Substitute powers and powers of fractions

I’m a bit stuck on substitutions, for example:

@variables x y
eq = (1/x)^2
substitute(eq, Dict([1/x => y]))
julia> y^2

whereas

@variables x y
eq = 1/x^2
substitute(eq, Dict([1/x => y]))
julia> 1 / (x^2)

I was expecting the two to be equal. Further,

@variables x y z
eq = x/y
substitute(eq, Dict([1/y => z]))
julia> x/y

I was expecting x*z.
Substitution of monomials also doesn’t work the way I would expect:

eq = (x^2)^2
substitute(eq, Dict([x^2 => y]))
julia> x^4

I was expecting y^2. Is there other functionality that lets me do these substitutions? I’m trying to write some code that polynomializes nonlinear ODEs, and that relies on substitutions of this kind.

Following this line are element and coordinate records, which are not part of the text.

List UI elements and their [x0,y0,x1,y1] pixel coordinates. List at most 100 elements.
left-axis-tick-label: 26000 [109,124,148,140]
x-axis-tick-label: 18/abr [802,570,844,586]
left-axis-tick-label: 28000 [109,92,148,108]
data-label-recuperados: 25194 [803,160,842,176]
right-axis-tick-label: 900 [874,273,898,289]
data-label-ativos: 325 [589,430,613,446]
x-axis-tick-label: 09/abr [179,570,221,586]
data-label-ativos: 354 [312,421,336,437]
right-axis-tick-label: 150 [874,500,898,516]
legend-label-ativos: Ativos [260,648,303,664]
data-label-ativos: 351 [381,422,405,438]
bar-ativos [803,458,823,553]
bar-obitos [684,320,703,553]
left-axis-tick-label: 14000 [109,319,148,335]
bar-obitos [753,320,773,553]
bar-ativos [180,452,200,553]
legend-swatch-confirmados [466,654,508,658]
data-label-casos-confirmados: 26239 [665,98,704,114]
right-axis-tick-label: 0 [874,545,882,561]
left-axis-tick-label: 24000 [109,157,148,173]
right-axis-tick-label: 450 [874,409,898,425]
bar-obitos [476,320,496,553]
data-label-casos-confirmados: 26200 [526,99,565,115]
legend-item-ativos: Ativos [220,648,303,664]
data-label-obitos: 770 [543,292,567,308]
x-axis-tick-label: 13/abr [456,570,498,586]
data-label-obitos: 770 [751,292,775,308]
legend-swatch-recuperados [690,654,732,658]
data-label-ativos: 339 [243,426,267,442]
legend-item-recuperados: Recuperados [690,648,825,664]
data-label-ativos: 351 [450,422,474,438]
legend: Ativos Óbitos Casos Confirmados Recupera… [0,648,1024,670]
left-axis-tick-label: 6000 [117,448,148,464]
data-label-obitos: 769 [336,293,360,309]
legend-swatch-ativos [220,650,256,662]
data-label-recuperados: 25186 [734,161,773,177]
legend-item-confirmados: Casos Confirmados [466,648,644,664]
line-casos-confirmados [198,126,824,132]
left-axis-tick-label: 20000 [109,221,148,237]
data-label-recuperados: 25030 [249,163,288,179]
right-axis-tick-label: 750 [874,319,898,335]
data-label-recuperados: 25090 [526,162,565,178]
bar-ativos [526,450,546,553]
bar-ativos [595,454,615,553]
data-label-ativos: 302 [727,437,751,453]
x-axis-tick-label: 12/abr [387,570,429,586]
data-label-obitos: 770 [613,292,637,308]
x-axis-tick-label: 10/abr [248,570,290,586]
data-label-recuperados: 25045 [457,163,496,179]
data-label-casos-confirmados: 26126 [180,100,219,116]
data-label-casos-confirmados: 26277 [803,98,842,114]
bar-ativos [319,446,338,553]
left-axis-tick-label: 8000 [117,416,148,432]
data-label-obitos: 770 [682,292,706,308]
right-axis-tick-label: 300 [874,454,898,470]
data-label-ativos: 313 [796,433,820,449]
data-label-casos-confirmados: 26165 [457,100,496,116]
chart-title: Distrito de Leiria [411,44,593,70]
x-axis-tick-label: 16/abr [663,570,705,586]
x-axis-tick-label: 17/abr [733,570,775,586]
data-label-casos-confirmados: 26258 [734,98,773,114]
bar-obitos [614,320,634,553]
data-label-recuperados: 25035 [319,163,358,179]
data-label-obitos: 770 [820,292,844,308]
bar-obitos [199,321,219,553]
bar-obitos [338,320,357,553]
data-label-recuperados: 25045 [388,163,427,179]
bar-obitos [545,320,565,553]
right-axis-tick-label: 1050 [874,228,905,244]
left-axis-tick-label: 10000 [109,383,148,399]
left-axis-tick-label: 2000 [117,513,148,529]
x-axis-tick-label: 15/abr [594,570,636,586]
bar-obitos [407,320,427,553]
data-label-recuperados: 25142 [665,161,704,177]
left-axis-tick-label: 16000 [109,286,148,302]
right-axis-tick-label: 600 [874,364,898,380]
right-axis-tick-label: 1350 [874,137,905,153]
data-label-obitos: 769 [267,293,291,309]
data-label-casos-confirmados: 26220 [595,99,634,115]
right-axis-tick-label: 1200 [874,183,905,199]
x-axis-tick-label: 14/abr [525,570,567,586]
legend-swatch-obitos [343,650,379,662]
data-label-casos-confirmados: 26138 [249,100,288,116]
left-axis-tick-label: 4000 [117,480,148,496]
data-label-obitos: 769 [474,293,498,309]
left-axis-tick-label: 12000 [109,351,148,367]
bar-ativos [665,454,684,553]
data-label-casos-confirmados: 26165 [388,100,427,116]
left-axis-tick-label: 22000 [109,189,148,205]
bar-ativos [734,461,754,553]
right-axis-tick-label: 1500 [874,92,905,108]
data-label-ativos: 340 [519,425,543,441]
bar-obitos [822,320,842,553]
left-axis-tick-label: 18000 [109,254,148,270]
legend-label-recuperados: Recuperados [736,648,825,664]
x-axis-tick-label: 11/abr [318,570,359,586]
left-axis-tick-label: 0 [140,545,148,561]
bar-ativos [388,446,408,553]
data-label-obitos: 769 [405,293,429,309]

That seems like a bug to me. Consider filing an issue at Symbolics.jl. @ChrisRackauckas and @shashi may have more insight about this of course.

Thanks, I will file an issue.

The MWE

using Symbolics
@variables x y
eq = (1/x)^2
@show substitute(eq, Dict([1/x => y]))
eq = 1/x^2
@show substitute(eq, Dict([1/x => y]))
eq = 1/x^2
@show substitute(eq, Dict([x => 1/y]))

yielding

substitute(eq, Dict([1 / x => y])) = y^2
substitute(eq, Dict([1 / x => y])) = 1 / (x^2)
substitute(eq, Dict([x => 1 / y])) = 1 / ((1 / y)^2)

indicates to me that this could be a matter of simplification vs. substitution. Are there certain rules in the CAS community which prescribe order of operations? Difficult, it seems (Knuth-Bendix, or so).

Edit: improving example.

Symbolics performs subtree matching to subsitute. That is why it does not work for (1/(x^2)) here. This type of general substitution can get be complicated to implement as you need to search all possible rewrites of an expression to figure out if any one of them will allow substitution, but maybe there are simple but effective things we can do to start with.